Der jetzt bekannt gewordene Ausgleichsbetrag verringert dieses Defizit um 32 Mio. Franken – auf neu 15 Mio. Franken. Ohne weitere Sparbemühungen erfüllt das Budget 2017 damit schon fast das von der Finanzkommission des Kantonsrats vorgegebene Ziel einer schwarzen Null. «Mit Blick auf einen ausgeglichenen Voranschlag sind die neuen Zahlen eine sehr gute Nachricht», sagte denn auch auf Anfrage Finanzamt-Chef Andreas Bühlmann.

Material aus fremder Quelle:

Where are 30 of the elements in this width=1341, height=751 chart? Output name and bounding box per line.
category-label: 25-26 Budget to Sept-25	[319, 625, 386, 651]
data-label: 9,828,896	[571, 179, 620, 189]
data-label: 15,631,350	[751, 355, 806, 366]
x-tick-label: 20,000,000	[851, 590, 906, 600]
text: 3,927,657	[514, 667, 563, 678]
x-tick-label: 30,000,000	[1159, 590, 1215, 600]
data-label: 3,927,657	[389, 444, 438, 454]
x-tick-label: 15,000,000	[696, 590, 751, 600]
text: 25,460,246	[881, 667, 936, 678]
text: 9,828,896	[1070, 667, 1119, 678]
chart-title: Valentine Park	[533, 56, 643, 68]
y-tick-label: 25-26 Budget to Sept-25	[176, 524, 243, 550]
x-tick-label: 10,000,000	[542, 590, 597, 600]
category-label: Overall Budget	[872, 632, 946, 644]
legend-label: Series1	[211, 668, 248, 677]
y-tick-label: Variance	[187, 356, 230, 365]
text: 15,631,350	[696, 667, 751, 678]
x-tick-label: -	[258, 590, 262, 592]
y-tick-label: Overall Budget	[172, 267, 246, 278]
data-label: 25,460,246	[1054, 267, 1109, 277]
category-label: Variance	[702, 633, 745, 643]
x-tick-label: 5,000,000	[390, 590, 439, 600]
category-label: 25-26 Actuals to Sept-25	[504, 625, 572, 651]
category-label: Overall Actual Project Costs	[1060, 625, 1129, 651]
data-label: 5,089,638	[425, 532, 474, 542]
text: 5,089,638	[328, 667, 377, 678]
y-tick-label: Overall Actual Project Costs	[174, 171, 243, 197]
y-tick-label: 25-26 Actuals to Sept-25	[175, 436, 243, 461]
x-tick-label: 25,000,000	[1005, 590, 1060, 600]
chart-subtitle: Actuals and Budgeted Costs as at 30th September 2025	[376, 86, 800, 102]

Solothurn liegt auf Platz 21

Die Höhe der Ausgleichsgelder ist aber immer auch ein Spiegelbild für die Steuerkraft eines Kantons. Die ressourcenschwachen Kantone erhalten 2017 generell mehr Ausgleichszahlungen als im laufenden Jahr. Solothurn bekommt um stolze 48,9 Mio. Franken mehr als 2016, wo die Staatsrechnung von Ausgleichszahlungen in der Höhe von 256,7 Mio. Franken profitieren wird. Im Jahr 2015 waren es 227 Mio. Franken, 2014 noch 208 Mio.

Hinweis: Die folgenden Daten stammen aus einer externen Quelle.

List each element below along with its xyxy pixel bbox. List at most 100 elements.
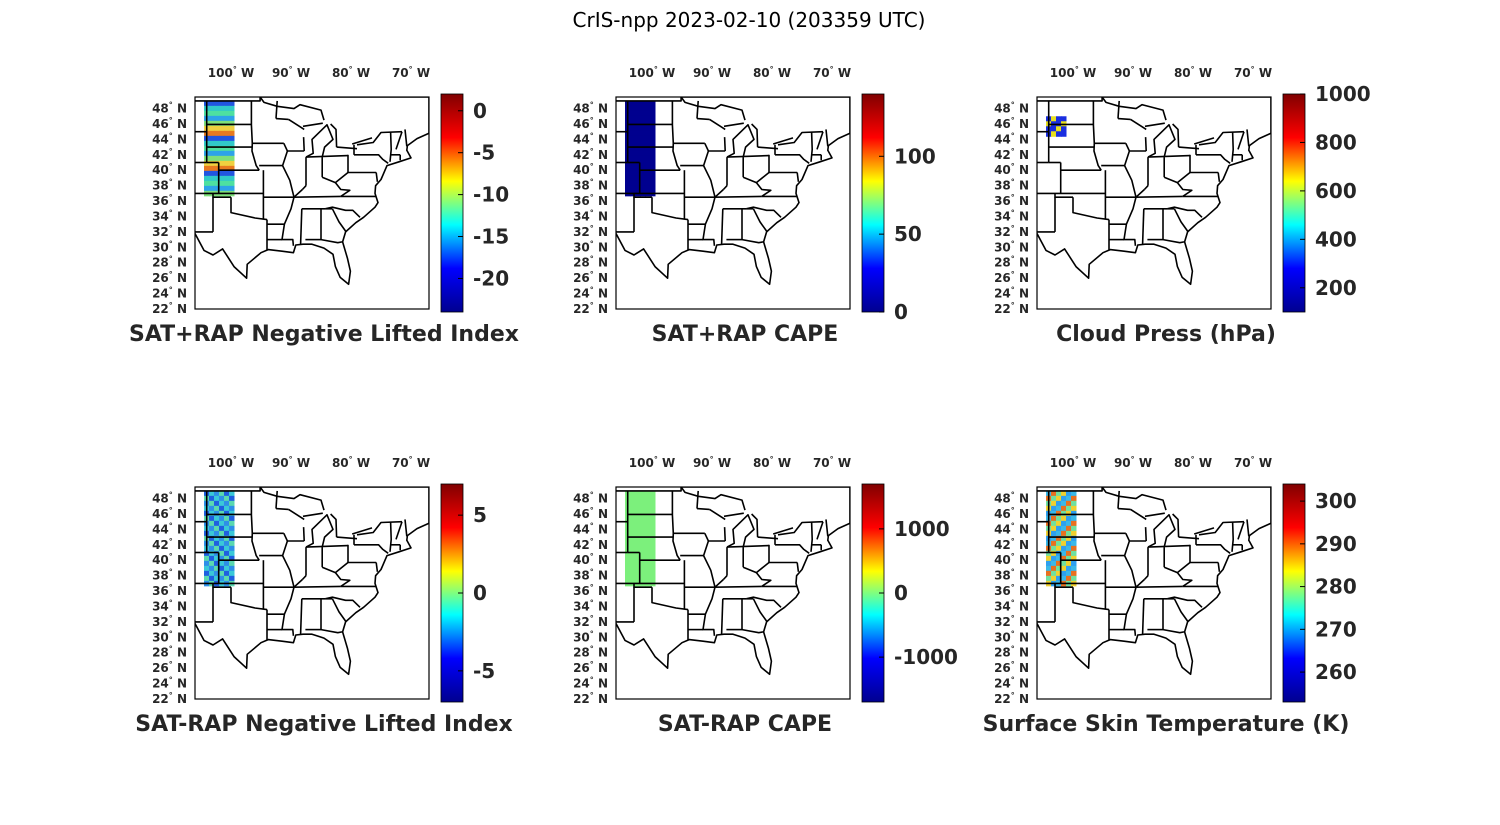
state-border (1167, 596, 1203, 608)
state-border (250, 100, 260, 171)
data-cell (219, 515, 225, 522)
data-cell (219, 540, 225, 547)
data-cell (635, 495, 641, 502)
data-cell (214, 555, 220, 562)
data-cell (630, 495, 636, 502)
data-cell (224, 490, 230, 497)
lon-tick-label: 100° W (1050, 65, 1096, 80)
lat-tick-label: 48° N (994, 491, 1029, 506)
lat-tick-label: 36° N (573, 193, 608, 208)
data-cell (219, 530, 225, 537)
colorbar-tick-label: 400 (1315, 227, 1357, 251)
data-cell (635, 100, 641, 107)
data-cell (650, 180, 656, 187)
state-border (302, 122, 323, 128)
lon-tick-label: 80° W (332, 65, 370, 80)
state-border (702, 532, 716, 636)
colorbar-tick-label: 1000 (894, 517, 950, 541)
data-cell (1051, 555, 1057, 562)
data-cell (635, 160, 641, 167)
data-cell (1071, 535, 1077, 542)
data-cell (640, 110, 646, 117)
colorbar-tick-label: 270 (1315, 617, 1357, 641)
data-cell (630, 570, 636, 577)
lat-tick-label: 42° N (994, 147, 1029, 162)
data-cell (1066, 555, 1072, 562)
data-cell (209, 140, 215, 147)
lat-tick-label: 32° N (994, 224, 1029, 239)
panel-title: Cloud Press (hPa) (1056, 322, 1276, 347)
data-cell (635, 145, 641, 152)
data-cell (635, 105, 641, 112)
data-cell (209, 525, 215, 532)
lat-tick-label: 32° N (573, 614, 608, 629)
lat-tick-label: 28° N (152, 645, 187, 660)
data-cell (645, 165, 651, 172)
data-cell (204, 185, 210, 192)
data-cell (1061, 535, 1067, 542)
data-cell (1051, 126, 1057, 132)
data-cell (229, 530, 235, 537)
state-border (288, 118, 305, 131)
state-border (696, 100, 699, 119)
data-cell (224, 170, 230, 177)
lat-tick-label: 26° N (994, 270, 1029, 285)
data-cell (645, 570, 651, 577)
data-cell (1056, 505, 1062, 512)
data-cell (229, 155, 235, 162)
data-cell (630, 105, 636, 112)
state-border (281, 142, 295, 246)
data-cell (640, 525, 646, 532)
data-cell (650, 170, 656, 177)
lat-tick-label: 40° N (152, 162, 187, 177)
lat-tick-label: 34° N (152, 598, 187, 613)
country-outline (616, 97, 850, 286)
data-cell (224, 160, 230, 167)
lat-tick-label: 46° N (573, 506, 608, 521)
data-cell (1056, 525, 1062, 532)
data-cell (209, 535, 215, 542)
data-cell (645, 110, 651, 117)
country-outline (1037, 97, 1271, 286)
state-border (722, 185, 728, 191)
state-border (395, 131, 403, 150)
data-cell (625, 165, 631, 172)
data-cell (640, 505, 646, 512)
lat-tick-label: 30° N (573, 239, 608, 254)
data-cell (219, 555, 225, 562)
country-outline (616, 487, 850, 676)
state-border (1246, 519, 1250, 537)
data-cell (1051, 500, 1057, 507)
data-cell (1051, 535, 1057, 542)
data-cell (640, 560, 646, 567)
data-cell (214, 175, 220, 182)
data-cell (640, 105, 646, 112)
data-cell (229, 165, 235, 172)
data-cell (635, 115, 641, 122)
state-border (709, 118, 726, 131)
data-cell (640, 175, 646, 182)
data-cell (1061, 575, 1067, 582)
data-cell (1071, 505, 1077, 512)
lat-tick-label: 38° N (994, 178, 1029, 193)
state-border (723, 137, 726, 152)
state-border (810, 131, 814, 162)
data-cell (645, 535, 651, 542)
data-cell (630, 505, 636, 512)
state-border (375, 172, 379, 182)
data-cell (1051, 560, 1057, 567)
state-border (751, 513, 759, 538)
data-cell (635, 515, 641, 522)
state-border (1173, 208, 1189, 232)
state-border (288, 508, 305, 521)
data-cell (645, 135, 651, 142)
data-cell (204, 175, 210, 182)
lat-tick-label: 32° N (994, 614, 1029, 629)
state-border (1217, 172, 1221, 182)
data-cell (229, 160, 235, 167)
state-border (714, 585, 762, 588)
data-cell (635, 525, 641, 532)
data-cell (214, 560, 220, 567)
data-cell (214, 105, 220, 112)
data-cell (1071, 520, 1077, 527)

Der verhältnismässig starke Anstieg der Finanzausgleichszahlungen für den Kanton Solothurn ist ein Zeichen dafür, dass sich das Steuersubstrat im Vergleich zu den anderen Kantonen verschlechtert. Für 2017 liegt es bei 74,8 Prozent des Landesdurchschnitts, im laufenden Jahr bei 76,9 Prozent. Damit verringert sich der sogenannte Ressourcenindex um 2,1 Indexpunkte. Stärker sinkt dieser nur noch in den Kantonen Schaffhausen (um 2,9 Indexpunkte) und im Kanton Waadt (um 2,5 Punkte). 2015 lag das Steuersubstrat im Kanton Solothurn noch bei 78,3 Prozent des Landesdurchschnitts, 2014 gar bei 79,4 Prozent.

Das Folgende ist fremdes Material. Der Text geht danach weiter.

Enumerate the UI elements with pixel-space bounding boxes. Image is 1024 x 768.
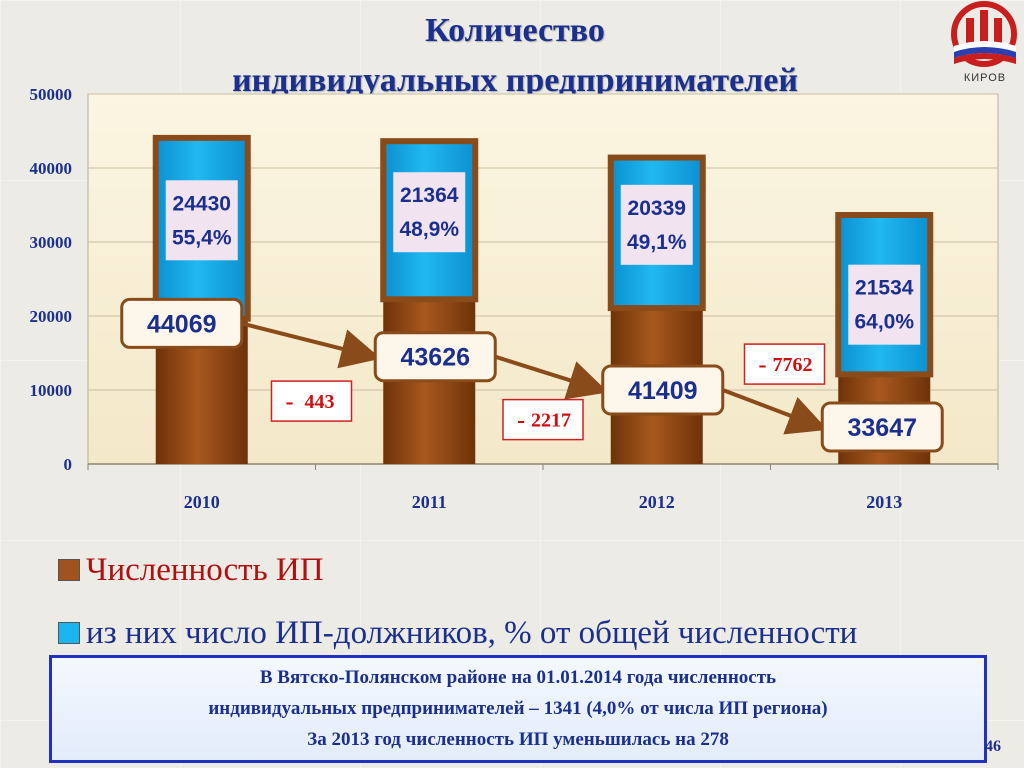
- debtor-percent-label: 48,9%: [399, 218, 459, 241]
- x-tick-label: 2012: [639, 492, 675, 512]
- y-tick-label: 30000: [30, 233, 73, 252]
- debtor-label-box: [620, 184, 693, 265]
- pfr-logo: КИРОВ: [944, 0, 1024, 90]
- legend-item-headcount: Численность ИП: [58, 550, 324, 590]
- total-value-label: 33647: [847, 414, 917, 442]
- debtor-label: 20339 49,1%: [620, 184, 693, 265]
- trend-arrow: [241, 321, 382, 369]
- total-label: 43626: [373, 331, 497, 383]
- total-value-label: 43626: [400, 344, 470, 372]
- debtor-percent-label: 64,0%: [854, 311, 914, 334]
- x-tick-label: 2011: [412, 492, 447, 512]
- legend-label-debtors: из них число ИП-должников, % от общей чи…: [86, 615, 858, 651]
- change-label-box: [270, 380, 353, 422]
- total-label: 44069: [120, 297, 244, 349]
- change-label-box: [502, 398, 584, 441]
- note-decrease-value: 278: [700, 729, 729, 750]
- debtor-label-box: [165, 180, 238, 261]
- y-tick-label: 0: [64, 455, 73, 474]
- total-label: 41409: [601, 364, 725, 416]
- change-sign: -: [286, 389, 294, 415]
- note-line-2: индивидуальных предпринимателей – 1341 (…: [52, 693, 984, 724]
- page-number: 46: [985, 738, 1001, 755]
- total-label-box: [601, 364, 725, 416]
- trend-arrow: [722, 388, 828, 435]
- note-line-3-prefix: За 2013 год численность ИП уменьшилась н…: [307, 729, 701, 750]
- note-line-1: В Вятско-Полянском районе на 01.01.2014 …: [259, 667, 777, 688]
- title-line-1: Количество: [425, 12, 605, 49]
- change-sign: -: [759, 352, 767, 378]
- change-label: -2217: [502, 398, 584, 441]
- legend-swatch-blue: [58, 622, 80, 644]
- total-label-box: [373, 331, 497, 383]
- trend-arrow: [494, 354, 609, 400]
- debtor-count-label: 20339: [628, 197, 686, 220]
- legend-label-headcount: Численность ИП: [86, 552, 324, 588]
- logo-city-label: КИРОВ: [963, 72, 1007, 84]
- total-label-box: [820, 401, 944, 453]
- change-label-box: [743, 343, 826, 385]
- x-tick-label: 2010: [184, 492, 220, 512]
- change-value: 7762: [773, 354, 813, 376]
- legend-item-debtors: из них число ИП-должников, % от общей чи…: [58, 613, 857, 653]
- change-value: 2217: [531, 410, 571, 432]
- y-tick-label: 10000: [30, 381, 73, 400]
- debtor-label: 21364 48,9%: [393, 172, 466, 253]
- change-value: 443: [305, 391, 335, 413]
- bar-chart: 0 10000 20000 30000 40000 50000 2010 2011 2012 20…: [30, 85, 999, 512]
- change-sign: -: [517, 408, 525, 434]
- total-label-box: [120, 297, 244, 349]
- legend-swatch-brown: [58, 559, 80, 581]
- change-label: -443: [270, 380, 353, 422]
- debtor-label: 21534 64,0%: [848, 264, 921, 345]
- note-line-2-prefix: индивидуальных предпринимателей –: [208, 698, 544, 719]
- title-line-2: индивидуальных предпринимателей: [232, 62, 798, 99]
- debtor-count-label: 24430: [173, 192, 231, 215]
- note-line-2-suffix: (4,0% от числа ИП региона): [581, 698, 828, 719]
- debtor-count-label: 21364: [400, 184, 459, 207]
- total-label: 33647: [820, 401, 944, 453]
- debtor-count-label: 21534: [855, 277, 914, 300]
- debtor-label-box: [393, 172, 466, 253]
- change-label: -7762: [743, 343, 826, 385]
- total-value-label: 41409: [628, 377, 698, 405]
- debtor-label-box: [848, 264, 921, 345]
- debtor-percent-label: 55,4%: [172, 226, 232, 249]
- note-count-value: 1341: [543, 698, 582, 719]
- note-line-3: За 2013 год численность ИП уменьшилась н…: [52, 724, 984, 755]
- y-tick-label: 20000: [30, 307, 73, 326]
- debtor-label: 24430 55,4%: [165, 180, 238, 261]
- total-value-label: 44069: [147, 310, 217, 338]
- y-tick-label: 50000: [30, 85, 73, 104]
- x-tick-label: 2013: [866, 492, 902, 512]
- debtor-percent-label: 49,1%: [627, 231, 687, 254]
- pfr-emblem-icon: [951, 1, 1017, 67]
- info-note-box: В Вятско-Полянском районе на 01.01.2014 …: [49, 655, 987, 763]
- chart-title: Количество индивидуальных предпринимател…: [120, 6, 910, 106]
- y-tick-label: 40000: [30, 159, 73, 178]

Den Steuerkraftverlust im Vergleich zu anderen Kantonen sei zum einen «hausgemacht», wie Andreas Bühlmann erläutert. So schlagen bei den juristischen Personen die Mindereinnamen vonseiten des Energiekonzerns Alpiq voll durch. Und andererseits wächst das Steuersubstrat in anderen Kantonen stärker an als in Solothurn. Wie bereits im Jahr 2016 liegt der Kanton auch im neuesten Ressourcenindex an der 21. Stelle aller 26 Kantone; vor den Kantonen Bern, Glarus, Wallis, Uri und Jura – und hinter Fribourg und St. Gallen.

Die Konferenz der kantonalen Finanzdirektoren wird an ihrer Plenarversammlung von Ende September zu den Berechnungen Stellung nehmen.